Statistics 110: Introduction to Probability

Filed under: Mathematics,Statistics — Patrick Durusau @ 7:52 pm

Statistics 110: Introduction to Probability by Joseph Blitzstein.

Description:

Statistics 110 (Introduction to Probability), taught at Harvard University by Joe Blitzstein in Fall 2011. Lecture videos, homework, review material, practice exams, and a large collection of practice problems with detailed solutions are provided. This course is an introduction to probability as a language and set of tools for understanding statistics, science, risk, and randomness. The ideas and methods are useful in statistics, science, philosophy, engineering, economics, finance, and everyday life. Topics include the following. Basics: sample spaces and events, conditional probability, Bayes’ Theorem. Random variables and their distributions: cumulative distribution functions, moment generating functions, expectation, variance, covariance, correlation, conditional expectation. Univariate distributions: Normal, t, Binomial, Negative Binomial, Poisson, Beta, Gamma.
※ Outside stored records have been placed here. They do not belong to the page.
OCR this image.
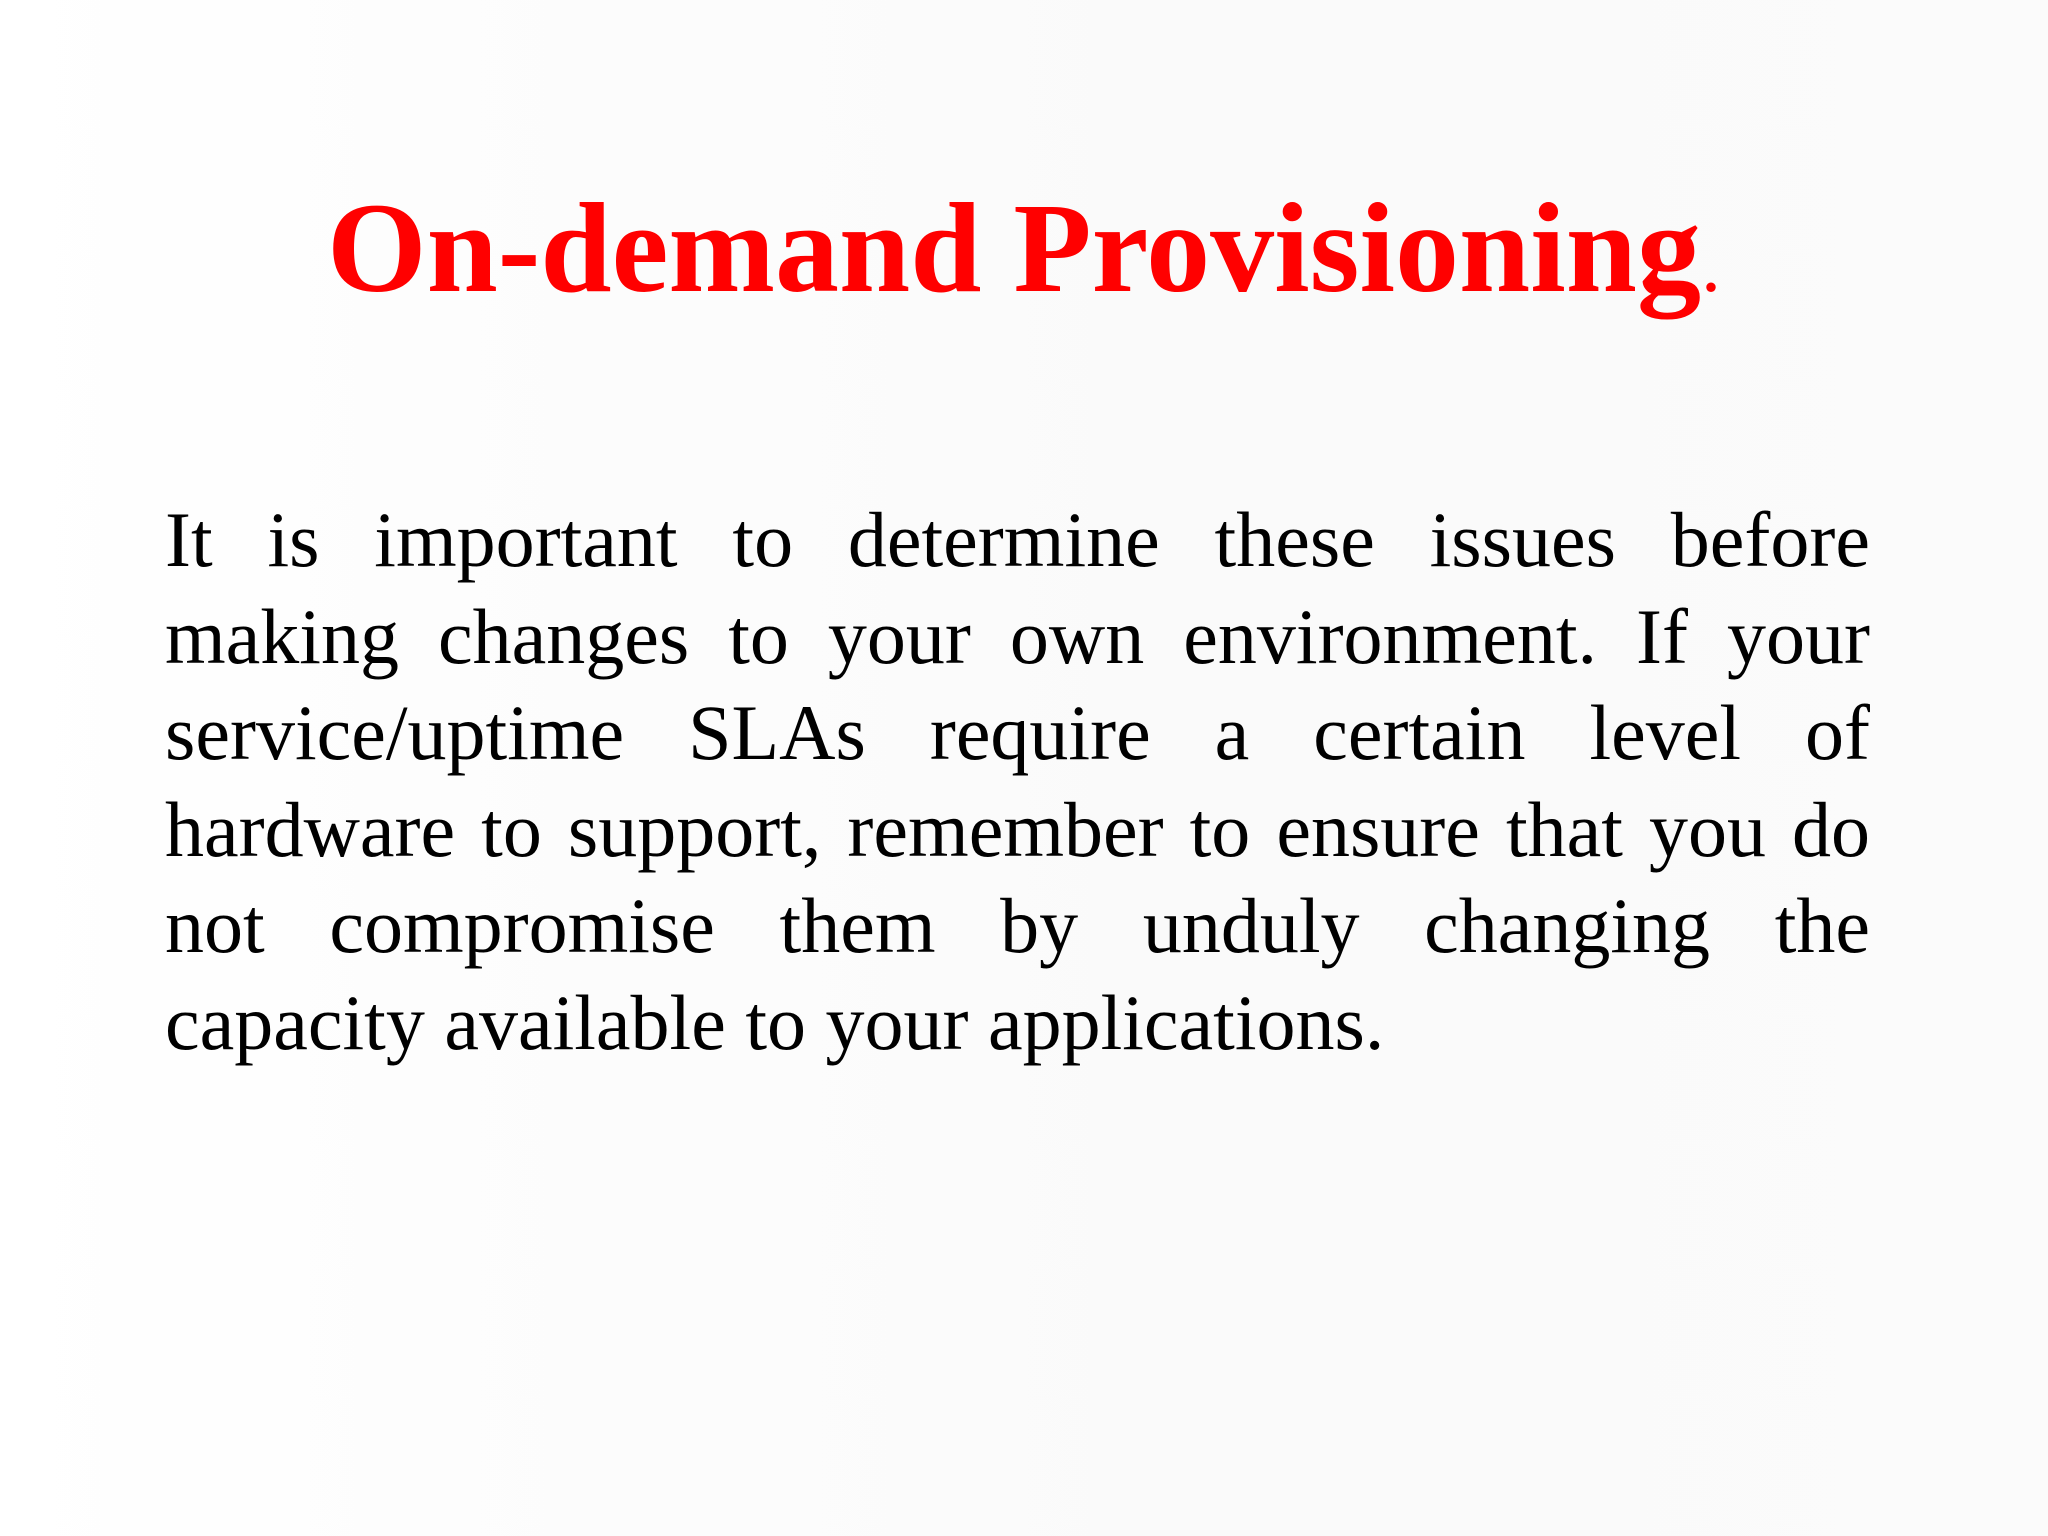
On-demand Provisioning.

It is important to determine these issues before making changes to your own environment. If your service/uptime SLAs require a certain level of hardware to support, remember to ensure that you do not compromise them by unduly changing the capacity available to your applications.
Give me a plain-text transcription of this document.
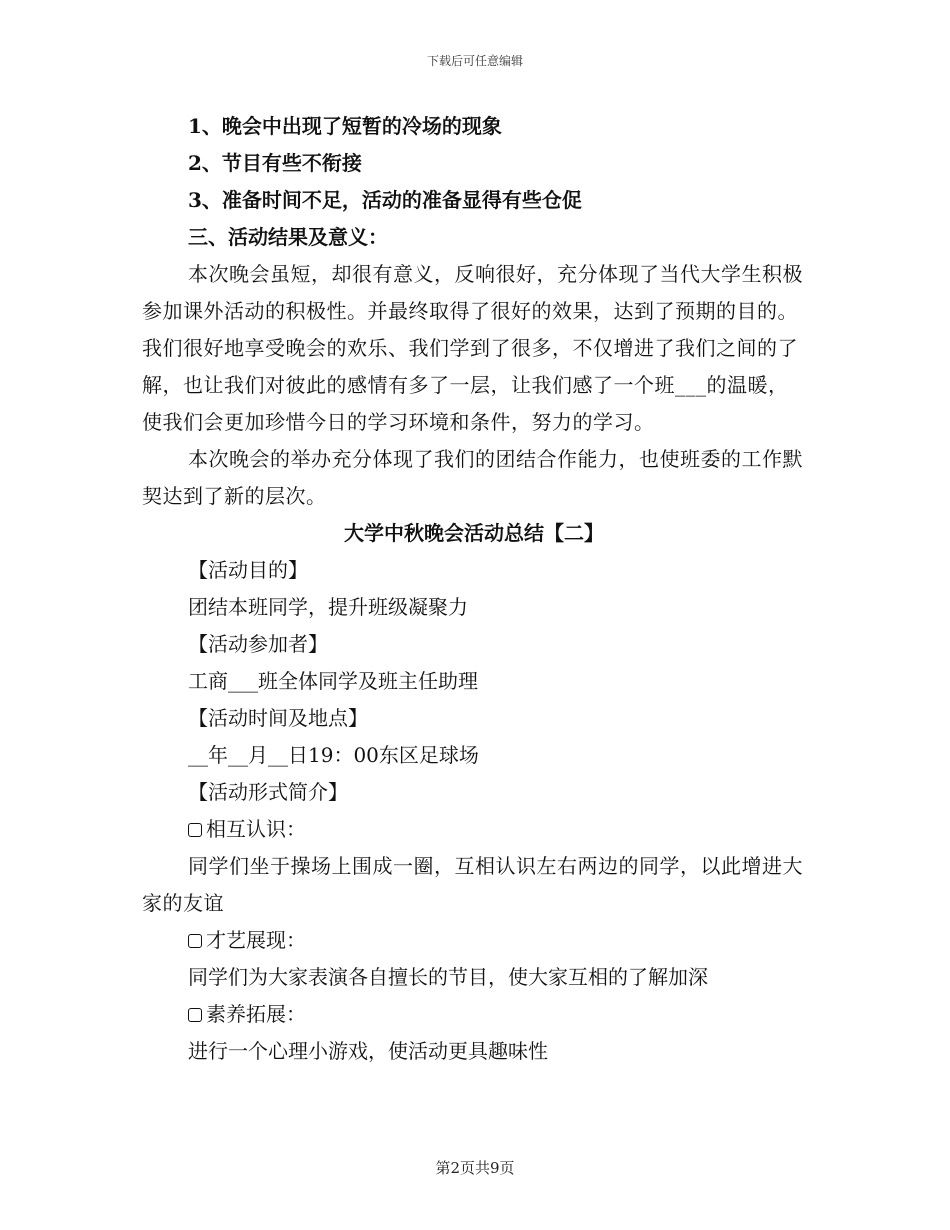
下载后可任意编辑
1、晚会中出现了短暂的冷场的现象
2、节目有些不衔接
3、准备时间不足，活动的准备显得有些仓促
三、活动结果及意义：
本次晚会虽短，却很有意义，反响很好，充分体现了当代大学生积极参加课外活动的积极性。并最终取得了很好的效果，达到了预期的目的。我们很好地享受晚会的欢乐、我们学到了很多，不仅增进了我们之间的了解，也让我们对彼此的感情有多了一层，让我们感了一个班___的温暖，使我们会更加珍惜今日的学习环境和条件，努力的学习。
本次晚会的举办充分体现了我们的团结合作能力，也使班委的工作默契达到了新的层次。
大学中秋晚会活动总结【二】
【活动目的】
团结本班同学，提升班级凝聚力
【活动参加者】
工商___班全体同学及班主任助理
【活动时间及地点】
__年__月__日19：00东区足球场
【活动形式简介】
相互认识：
同学们坐于操场上围成一圈，互相认识左右两边的同学，以此增进大家的友谊
才艺展现：
同学们为大家表演各自擅长的节目，使大家互相的了解加深
素养拓展：
进行一个心理小游戏，使活动更具趣味性
第2页共9页
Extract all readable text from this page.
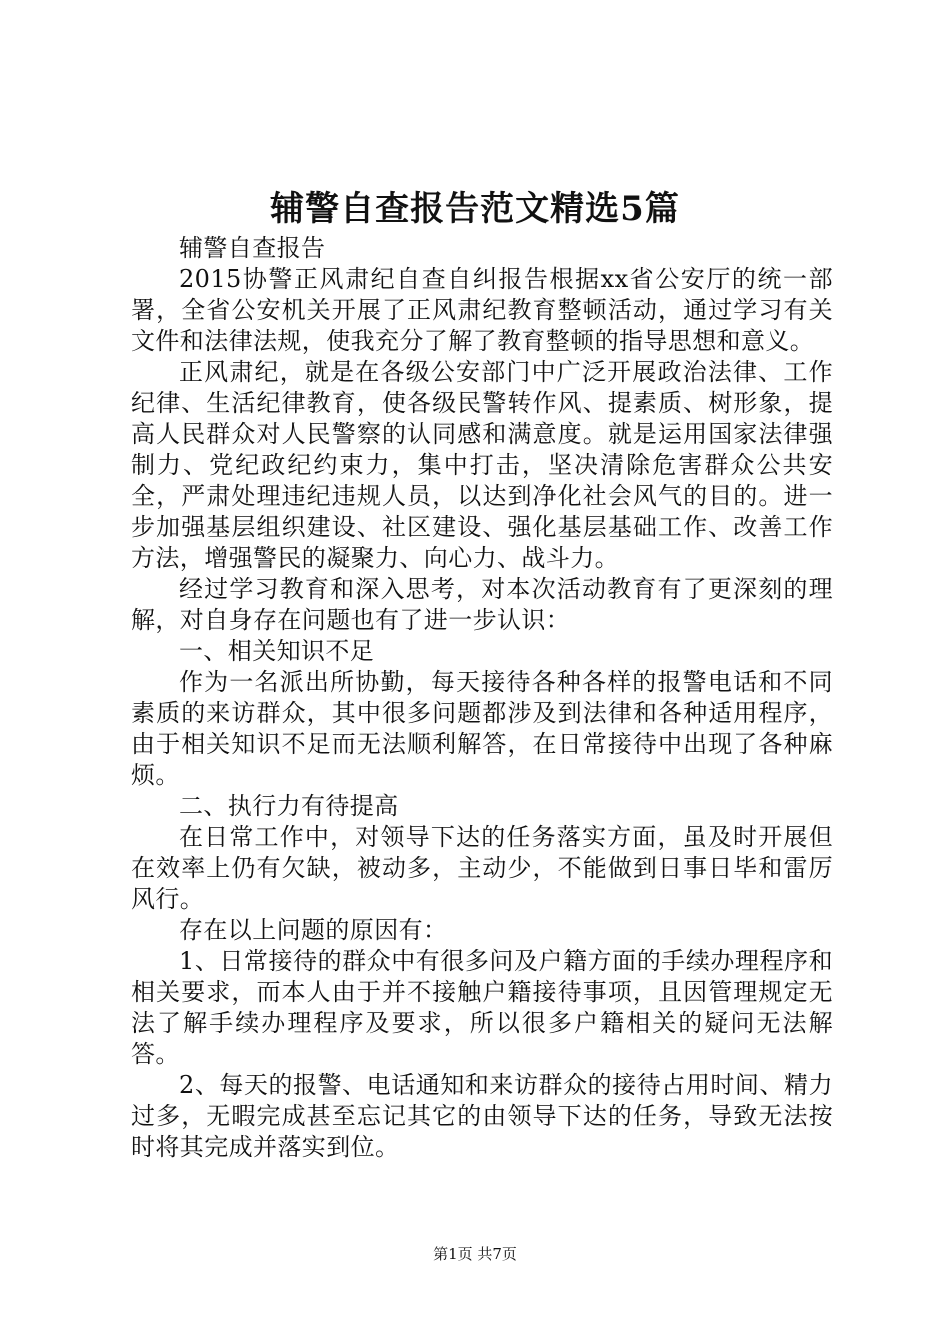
辅警自查报告范文精选5篇

辅警自查报告

2015协警正风肃纪自查自纠报告根据xx省公安厅的统一部署，全省公安机关开展了正风肃纪教育整顿活动，通过学习有关文件和法律法规，使我充分了解了教育整顿的指导思想和意义。

正风肃纪，就是在各级公安部门中广泛开展政治法律、工作纪律、生活纪律教育，使各级民警转作风、提素质、树形象，提高人民群众对人民警察的认同感和满意度。就是运用国家法律强制力、党纪政纪约束力，集中打击，坚决清除危害群众公共安全，严肃处理违纪违规人员，以达到净化社会风气的目的。进一步加强基层组织建设、社区建设、强化基层基础工作、改善工作方法，增强警民的凝聚力、向心力、战斗力。

经过学习教育和深入思考，对本次活动教育有了更深刻的理解，对自身存在问题也有了进一步认识：

一、相关知识不足

作为一名派出所协勤，每天接待各种各样的报警电话和不同素质的来访群众，其中很多问题都涉及到法律和各种适用程序，由于相关知识不足而无法顺利解答，在日常接待中出现了各种麻烦。

二、执行力有待提高

在日常工作中，对领导下达的任务落实方面，虽及时开展但在效率上仍有欠缺，被动多，主动少，不能做到日事日毕和雷厉风行。

存在以上问题的原因有：

1、日常接待的群众中有很多问及户籍方面的手续办理程序和相关要求，而本人由于并不接触户籍接待事项，且因管理规定无法了解手续办理程序及要求，所以很多户籍相关的疑问无法解答。

2、每天的报警、电话通知和来访群众的接待占用时间、精力过多，无暇完成甚至忘记其它的由领导下达的任务，导致无法按时将其完成并落实到位。

第1页 共7页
Multivariate distributions: joint, conditional, and marginal distributions, independence, transformations, Multinomial, Multivariate Normal. Limit theorems: law of large numbers, central limit theorem. Markov chains: transition probabilities, stationary distributions, reversibility, convergence.

Like Michael Heise, I haven’t watched the lectures but I would appreciate hearing comments from anyone who does.

Particularly in an election year where people are going to be using (mostly abusing) statistics to influence your vote in city, county (parish in Louisiana), state and federal elections.